Chrome collects performance data both in the lab, and from end users. There are thousands of individual metrics. This is an overview of how to sort through them at a high level.
At a high level, performance work in Chrome is categorized into tracks, like loading, memory, and power. Each track has high-level metrics associated with it.
- An overview of tracks: lists the tracks and key contact points.
- **Speed Launch Metrics: the important high-level metrics we measure for each track.
Chrome has multiple performance labs in which benchmarks are run on continuous builds to pinpoint performance regressions down to individual changelists.
The main lab for performance monitoring is chromium.perf. It continuously tests chromium commits and is monitored by the perf sheriff rotation.
- What is the perf waterfall? An overview of the waterfall that runs the continuous build.
- **How telemetry works: An overview of telemetry, our performance testing harness.
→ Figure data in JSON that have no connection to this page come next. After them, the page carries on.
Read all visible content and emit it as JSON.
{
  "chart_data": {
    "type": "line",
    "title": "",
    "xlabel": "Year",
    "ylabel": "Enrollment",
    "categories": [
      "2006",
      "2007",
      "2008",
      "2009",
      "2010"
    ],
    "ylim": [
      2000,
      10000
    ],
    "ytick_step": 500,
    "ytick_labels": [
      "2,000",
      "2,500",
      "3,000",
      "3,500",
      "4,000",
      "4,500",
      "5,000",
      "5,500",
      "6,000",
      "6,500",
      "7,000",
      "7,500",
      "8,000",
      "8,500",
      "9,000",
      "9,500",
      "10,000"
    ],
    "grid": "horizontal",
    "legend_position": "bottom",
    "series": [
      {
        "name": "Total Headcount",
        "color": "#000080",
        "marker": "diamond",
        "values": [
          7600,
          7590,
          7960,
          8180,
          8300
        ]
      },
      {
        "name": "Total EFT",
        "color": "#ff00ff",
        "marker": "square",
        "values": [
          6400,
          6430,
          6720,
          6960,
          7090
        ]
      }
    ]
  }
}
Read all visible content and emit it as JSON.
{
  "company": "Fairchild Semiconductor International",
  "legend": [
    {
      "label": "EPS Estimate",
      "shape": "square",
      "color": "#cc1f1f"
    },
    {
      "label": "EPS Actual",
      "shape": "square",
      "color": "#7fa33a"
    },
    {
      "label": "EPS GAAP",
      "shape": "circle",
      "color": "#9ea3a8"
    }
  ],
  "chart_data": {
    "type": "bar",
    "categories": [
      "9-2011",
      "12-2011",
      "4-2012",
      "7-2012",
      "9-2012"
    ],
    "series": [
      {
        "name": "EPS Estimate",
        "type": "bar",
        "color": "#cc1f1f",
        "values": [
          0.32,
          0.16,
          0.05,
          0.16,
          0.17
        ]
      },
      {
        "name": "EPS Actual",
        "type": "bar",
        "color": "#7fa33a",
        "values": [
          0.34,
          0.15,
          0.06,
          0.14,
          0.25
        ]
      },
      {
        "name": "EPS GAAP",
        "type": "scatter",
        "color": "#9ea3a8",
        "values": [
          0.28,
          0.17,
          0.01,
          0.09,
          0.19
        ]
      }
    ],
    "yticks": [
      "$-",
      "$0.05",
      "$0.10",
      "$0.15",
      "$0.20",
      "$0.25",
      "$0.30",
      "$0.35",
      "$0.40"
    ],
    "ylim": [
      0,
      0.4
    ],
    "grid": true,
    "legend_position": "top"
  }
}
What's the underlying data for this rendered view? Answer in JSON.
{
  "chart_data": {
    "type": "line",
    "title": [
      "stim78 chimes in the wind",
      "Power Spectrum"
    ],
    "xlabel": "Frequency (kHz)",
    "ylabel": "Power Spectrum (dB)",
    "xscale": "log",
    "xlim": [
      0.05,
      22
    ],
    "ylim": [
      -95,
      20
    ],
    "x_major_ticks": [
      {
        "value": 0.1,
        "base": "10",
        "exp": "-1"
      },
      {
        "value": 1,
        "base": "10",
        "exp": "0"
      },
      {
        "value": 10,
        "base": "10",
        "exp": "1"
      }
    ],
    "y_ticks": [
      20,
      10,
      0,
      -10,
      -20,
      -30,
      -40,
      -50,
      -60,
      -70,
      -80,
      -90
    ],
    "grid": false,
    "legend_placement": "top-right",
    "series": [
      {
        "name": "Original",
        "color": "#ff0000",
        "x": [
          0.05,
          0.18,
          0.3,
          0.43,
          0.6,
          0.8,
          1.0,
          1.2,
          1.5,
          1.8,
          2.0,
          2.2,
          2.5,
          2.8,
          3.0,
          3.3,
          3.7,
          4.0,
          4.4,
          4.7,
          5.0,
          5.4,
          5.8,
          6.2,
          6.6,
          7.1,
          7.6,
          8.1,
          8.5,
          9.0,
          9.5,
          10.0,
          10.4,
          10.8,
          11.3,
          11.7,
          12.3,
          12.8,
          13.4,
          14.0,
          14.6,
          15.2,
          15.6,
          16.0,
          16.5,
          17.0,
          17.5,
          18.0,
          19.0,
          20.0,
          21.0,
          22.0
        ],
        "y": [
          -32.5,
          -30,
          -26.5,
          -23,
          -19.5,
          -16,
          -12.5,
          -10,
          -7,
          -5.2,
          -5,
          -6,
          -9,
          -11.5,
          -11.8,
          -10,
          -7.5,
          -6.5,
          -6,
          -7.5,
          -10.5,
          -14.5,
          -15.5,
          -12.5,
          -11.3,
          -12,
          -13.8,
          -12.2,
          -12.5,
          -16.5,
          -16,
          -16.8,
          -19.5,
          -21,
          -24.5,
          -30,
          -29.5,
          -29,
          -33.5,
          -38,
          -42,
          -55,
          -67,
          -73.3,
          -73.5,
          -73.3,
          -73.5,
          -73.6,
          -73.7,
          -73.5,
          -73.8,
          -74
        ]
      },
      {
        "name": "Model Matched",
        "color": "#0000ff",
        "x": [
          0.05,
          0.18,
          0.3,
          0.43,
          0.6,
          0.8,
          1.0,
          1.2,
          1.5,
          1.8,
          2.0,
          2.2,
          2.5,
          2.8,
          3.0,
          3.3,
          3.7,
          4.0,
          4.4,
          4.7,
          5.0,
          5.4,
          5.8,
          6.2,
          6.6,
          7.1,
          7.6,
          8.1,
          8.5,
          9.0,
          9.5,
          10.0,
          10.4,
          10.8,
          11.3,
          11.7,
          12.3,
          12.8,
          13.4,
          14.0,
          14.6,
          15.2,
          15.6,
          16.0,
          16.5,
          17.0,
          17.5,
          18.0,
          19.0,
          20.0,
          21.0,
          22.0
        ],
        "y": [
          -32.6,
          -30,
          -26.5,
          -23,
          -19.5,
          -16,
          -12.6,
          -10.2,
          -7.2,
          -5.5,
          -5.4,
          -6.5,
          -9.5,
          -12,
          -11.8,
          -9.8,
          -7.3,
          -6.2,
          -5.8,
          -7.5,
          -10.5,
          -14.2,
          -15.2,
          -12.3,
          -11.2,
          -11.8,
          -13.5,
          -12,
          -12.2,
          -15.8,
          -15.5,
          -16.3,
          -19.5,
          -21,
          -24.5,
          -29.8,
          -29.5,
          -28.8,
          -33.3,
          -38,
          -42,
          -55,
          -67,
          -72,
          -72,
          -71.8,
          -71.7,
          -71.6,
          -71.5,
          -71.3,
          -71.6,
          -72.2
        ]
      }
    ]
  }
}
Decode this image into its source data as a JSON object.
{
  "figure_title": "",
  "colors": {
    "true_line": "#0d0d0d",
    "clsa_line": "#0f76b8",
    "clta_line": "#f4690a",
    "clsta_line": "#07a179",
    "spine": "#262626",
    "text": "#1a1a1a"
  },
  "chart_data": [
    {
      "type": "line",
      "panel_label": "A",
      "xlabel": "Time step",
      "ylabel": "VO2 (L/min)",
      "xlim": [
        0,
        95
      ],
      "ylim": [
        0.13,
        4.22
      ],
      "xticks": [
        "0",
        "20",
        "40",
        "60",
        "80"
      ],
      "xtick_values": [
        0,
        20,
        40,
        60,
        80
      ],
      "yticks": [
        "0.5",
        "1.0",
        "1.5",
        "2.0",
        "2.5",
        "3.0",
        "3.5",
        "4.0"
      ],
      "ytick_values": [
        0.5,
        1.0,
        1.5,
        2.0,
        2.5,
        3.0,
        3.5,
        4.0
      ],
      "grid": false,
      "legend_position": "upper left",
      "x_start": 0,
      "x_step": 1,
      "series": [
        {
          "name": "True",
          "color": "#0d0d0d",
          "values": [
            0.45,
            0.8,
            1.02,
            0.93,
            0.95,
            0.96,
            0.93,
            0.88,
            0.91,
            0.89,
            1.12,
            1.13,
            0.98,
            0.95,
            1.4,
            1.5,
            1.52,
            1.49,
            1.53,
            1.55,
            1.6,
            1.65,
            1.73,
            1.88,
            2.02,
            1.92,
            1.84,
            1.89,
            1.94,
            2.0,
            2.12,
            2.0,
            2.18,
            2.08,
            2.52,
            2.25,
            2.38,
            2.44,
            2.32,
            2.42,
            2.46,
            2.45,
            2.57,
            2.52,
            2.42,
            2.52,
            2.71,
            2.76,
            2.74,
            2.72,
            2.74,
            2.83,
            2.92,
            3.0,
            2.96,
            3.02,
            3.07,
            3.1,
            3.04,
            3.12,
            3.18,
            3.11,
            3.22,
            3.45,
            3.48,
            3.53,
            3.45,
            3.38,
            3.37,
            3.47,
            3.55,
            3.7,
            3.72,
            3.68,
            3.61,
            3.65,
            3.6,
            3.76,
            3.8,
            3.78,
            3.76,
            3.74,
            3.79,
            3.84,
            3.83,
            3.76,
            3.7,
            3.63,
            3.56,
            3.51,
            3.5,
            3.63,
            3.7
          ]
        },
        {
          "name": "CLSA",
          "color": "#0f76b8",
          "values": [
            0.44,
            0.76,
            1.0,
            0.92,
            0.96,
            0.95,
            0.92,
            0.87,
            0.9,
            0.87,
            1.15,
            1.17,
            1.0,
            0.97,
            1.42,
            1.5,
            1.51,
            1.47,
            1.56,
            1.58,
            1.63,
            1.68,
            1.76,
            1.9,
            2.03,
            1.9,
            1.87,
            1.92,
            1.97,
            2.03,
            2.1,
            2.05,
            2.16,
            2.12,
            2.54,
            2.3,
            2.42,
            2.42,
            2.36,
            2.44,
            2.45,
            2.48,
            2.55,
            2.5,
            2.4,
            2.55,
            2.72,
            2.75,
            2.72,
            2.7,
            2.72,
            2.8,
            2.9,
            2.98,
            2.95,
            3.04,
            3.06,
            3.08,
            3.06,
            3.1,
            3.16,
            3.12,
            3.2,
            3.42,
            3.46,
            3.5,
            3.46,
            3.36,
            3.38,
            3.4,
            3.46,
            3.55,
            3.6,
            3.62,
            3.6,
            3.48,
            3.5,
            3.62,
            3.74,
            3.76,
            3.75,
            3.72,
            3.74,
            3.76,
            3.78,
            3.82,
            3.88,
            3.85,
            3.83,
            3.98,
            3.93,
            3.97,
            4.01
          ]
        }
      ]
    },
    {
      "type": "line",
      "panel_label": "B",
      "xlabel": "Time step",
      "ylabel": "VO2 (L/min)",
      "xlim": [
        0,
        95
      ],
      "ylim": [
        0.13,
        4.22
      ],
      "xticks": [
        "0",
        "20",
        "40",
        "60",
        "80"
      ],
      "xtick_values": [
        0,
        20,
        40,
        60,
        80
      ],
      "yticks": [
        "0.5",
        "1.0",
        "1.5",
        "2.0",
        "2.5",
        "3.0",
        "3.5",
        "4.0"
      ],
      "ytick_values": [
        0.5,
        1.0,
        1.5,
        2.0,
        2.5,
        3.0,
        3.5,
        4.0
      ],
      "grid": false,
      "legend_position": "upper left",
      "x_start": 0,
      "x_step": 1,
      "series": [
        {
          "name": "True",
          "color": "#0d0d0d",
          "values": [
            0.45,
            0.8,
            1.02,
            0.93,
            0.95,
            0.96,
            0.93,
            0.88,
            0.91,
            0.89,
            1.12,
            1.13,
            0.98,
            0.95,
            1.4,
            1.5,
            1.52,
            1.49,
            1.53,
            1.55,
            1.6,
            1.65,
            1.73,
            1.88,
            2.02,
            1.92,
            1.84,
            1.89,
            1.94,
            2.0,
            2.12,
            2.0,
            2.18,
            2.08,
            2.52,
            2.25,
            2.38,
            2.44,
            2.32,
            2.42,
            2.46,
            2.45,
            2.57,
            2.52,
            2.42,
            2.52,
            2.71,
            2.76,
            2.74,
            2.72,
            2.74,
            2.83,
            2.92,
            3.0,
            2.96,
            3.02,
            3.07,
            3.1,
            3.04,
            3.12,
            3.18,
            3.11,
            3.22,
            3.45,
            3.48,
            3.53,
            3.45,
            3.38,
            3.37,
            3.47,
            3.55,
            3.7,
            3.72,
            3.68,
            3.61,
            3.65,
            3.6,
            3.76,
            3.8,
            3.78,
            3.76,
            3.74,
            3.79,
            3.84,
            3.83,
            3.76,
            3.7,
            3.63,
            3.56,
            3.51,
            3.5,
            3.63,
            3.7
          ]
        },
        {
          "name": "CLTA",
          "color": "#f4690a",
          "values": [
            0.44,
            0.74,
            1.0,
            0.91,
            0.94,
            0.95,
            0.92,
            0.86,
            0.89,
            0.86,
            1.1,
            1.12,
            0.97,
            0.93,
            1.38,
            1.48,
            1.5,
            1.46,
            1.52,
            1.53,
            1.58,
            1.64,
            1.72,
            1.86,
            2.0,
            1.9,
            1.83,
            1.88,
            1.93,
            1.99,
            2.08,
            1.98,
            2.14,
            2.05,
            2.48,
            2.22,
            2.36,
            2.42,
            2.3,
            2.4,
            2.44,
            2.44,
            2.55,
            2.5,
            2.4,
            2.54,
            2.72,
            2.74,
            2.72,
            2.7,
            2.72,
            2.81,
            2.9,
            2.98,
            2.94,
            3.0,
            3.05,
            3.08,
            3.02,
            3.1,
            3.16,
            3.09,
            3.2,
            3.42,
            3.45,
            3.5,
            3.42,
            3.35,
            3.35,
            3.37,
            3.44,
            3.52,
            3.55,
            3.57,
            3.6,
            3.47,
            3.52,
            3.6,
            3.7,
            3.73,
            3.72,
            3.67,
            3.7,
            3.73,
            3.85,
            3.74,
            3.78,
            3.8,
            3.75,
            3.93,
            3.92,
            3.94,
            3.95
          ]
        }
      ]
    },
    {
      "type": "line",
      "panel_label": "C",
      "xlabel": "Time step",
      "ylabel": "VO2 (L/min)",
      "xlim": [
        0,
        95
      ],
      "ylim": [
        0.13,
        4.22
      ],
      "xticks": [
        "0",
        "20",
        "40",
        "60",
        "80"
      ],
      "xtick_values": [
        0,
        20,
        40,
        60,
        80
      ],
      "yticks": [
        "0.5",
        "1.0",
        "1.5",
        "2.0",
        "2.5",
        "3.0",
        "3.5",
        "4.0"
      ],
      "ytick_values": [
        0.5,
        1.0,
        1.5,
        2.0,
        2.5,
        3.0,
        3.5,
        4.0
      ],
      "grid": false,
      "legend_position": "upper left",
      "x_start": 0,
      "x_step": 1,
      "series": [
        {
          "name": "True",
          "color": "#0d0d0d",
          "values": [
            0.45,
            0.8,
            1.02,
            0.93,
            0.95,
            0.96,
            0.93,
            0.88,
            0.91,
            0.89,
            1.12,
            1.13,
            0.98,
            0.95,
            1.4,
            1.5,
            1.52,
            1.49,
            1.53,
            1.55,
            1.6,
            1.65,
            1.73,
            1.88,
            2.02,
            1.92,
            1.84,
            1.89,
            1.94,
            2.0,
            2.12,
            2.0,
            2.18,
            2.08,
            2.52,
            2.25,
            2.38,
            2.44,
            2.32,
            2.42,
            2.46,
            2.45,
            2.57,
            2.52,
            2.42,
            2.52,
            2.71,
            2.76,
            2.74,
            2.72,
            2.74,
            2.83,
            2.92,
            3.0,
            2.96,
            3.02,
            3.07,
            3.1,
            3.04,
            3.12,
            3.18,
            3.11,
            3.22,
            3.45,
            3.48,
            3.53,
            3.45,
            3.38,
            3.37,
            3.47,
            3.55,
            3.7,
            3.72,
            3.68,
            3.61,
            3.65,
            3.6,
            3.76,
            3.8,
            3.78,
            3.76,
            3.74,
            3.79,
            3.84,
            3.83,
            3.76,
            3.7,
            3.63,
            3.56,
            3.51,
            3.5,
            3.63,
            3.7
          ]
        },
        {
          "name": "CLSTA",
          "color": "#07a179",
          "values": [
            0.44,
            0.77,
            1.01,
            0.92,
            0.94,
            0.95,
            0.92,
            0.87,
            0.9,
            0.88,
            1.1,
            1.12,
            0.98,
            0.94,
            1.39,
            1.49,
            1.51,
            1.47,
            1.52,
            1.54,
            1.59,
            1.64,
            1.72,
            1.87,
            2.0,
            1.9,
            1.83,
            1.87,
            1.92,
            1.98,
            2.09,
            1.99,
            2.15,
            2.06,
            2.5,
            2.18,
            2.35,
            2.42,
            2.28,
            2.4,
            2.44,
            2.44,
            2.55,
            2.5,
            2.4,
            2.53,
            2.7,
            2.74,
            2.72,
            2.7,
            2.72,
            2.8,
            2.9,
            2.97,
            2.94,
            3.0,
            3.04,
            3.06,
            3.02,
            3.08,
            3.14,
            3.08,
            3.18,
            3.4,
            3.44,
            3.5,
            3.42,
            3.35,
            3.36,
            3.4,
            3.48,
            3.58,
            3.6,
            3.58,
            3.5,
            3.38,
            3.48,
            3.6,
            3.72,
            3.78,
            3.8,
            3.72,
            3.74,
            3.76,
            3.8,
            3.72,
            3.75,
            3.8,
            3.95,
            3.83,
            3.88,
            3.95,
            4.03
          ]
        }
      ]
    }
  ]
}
- **How perf bisects work: An overview of the bisect bots, which narrow down regressions over a CL range to a specific commit.
- *Benchmarks
- Benchmark Policy: An overview of the benchmark harnesses available in Chrome, and how to find the right place to add a new test case.
- System health benchmarks: The system health benchmarks measure the speed launch metrics on real-world web use scenarios.
- How to run on perf trybots: Have an unsubmitted CL and want to run benchmarks on it? Need to try a variety of hardware and operating systems? Use the perf trybots.
- How to run telemetry locally: Instructions on running telemetry benchmarks on your local machine.
- List of platforms in the lab: Devices, configurations, and OSes the chromium.perf lab tests on.
There are several other performance labs for specialized use:
- Lab Spotlight: AV Lab (Googlers only): Learn all about audio/video quality testing.
- Lab Spotlight: Cluster telemetry: Need to run a performance test over thousands of pages? Check out cluster telemetry!
The Speed Launch Metrics doc explains metrics available in UMA for end user performance. If you want to test how your change impacts these metrics for end users, you'll probably want to Run a Finch Trial.